During a workout, we normally get our heart rate high, and we start sweating; the same thing takes place in a sauna with bath towels on. The heat in the sauna gets your heart rate up, causing you to sweat, so is it good to attend a sauna after a workout? Absolutely.
While a workout can get your body sore after a workout, attending a sauna will help you with relieving from soreness. Sauna has many health benefits like reducing inflammation and helps in reducing muscle soreness. But, since a workout might have possibly dehydrated you, it is necessary to be cautious not to do that in the sauna too.

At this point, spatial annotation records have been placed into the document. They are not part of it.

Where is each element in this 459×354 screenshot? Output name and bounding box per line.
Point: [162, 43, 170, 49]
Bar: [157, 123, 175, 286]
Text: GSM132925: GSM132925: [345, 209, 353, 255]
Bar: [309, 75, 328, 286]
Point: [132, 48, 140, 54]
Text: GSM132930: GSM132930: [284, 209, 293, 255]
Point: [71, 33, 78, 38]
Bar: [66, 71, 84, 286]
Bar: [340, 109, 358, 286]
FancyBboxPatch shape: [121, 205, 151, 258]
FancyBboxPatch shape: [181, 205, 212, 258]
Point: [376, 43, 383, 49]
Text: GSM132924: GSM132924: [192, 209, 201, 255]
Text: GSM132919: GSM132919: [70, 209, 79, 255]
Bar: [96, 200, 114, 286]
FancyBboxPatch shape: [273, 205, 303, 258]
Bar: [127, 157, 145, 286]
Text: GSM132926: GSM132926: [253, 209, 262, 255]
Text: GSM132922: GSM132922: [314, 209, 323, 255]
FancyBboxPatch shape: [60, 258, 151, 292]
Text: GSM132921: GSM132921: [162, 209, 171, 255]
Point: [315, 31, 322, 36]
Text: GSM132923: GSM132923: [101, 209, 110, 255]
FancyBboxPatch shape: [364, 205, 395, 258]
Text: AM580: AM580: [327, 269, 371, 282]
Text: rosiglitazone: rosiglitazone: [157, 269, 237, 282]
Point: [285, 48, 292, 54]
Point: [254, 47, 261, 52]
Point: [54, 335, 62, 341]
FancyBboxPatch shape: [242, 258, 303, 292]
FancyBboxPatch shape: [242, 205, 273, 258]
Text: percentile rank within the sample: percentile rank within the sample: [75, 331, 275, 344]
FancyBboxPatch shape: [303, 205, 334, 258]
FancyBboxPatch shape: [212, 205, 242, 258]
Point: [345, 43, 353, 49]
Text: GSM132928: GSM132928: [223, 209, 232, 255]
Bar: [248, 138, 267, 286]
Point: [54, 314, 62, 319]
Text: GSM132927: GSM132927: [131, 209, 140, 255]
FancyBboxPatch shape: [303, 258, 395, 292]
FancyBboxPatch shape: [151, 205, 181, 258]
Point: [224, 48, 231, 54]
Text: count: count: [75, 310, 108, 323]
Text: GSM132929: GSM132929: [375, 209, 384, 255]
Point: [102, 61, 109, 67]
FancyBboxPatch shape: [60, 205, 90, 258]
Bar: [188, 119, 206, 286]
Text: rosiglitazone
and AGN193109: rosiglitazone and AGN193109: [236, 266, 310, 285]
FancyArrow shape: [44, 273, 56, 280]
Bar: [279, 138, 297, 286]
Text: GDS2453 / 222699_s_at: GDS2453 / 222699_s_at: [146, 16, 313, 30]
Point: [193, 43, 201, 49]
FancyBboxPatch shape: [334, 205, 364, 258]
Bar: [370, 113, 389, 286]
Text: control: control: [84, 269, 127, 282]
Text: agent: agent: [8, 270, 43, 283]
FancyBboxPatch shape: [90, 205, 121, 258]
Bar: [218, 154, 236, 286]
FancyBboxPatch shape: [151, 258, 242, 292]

After your workout, it is advised to hold from going to the sauna for at least less than half an hour so that you can use the time to hydrate yourself completely or maybe even run a cold shower for a few minutes.
How long should you stay in a sauna after hydrating and a quick cold shower? After hydrating, you can relax in the sauna for less than half an hour before retiring for the day.
Visiting the sauna for the first time can be intimidating, but don’t worry, the place exists for relaxing, so you can ask around. It is considered to be decent to take a shower before a sauna, so make sure to take one. The place is for socializing, so share the space and make others also comfortable.
If you are in a traditional sauna and you are sitting next to the sauna rocks, then you are supposed to keep splashing water on it to keep the place humid. Now that you know the basics of a sauna and how long you should stay in a sauna, you can go to one and enjoy it!
Any information found on the site does not constitute legal or medical advice. Should you face health issues, please visit your doctor to get yourself diagnosed. Icy Health offers expert opinions and advice for informational purposes only. This is not a substitute for professional medical advice.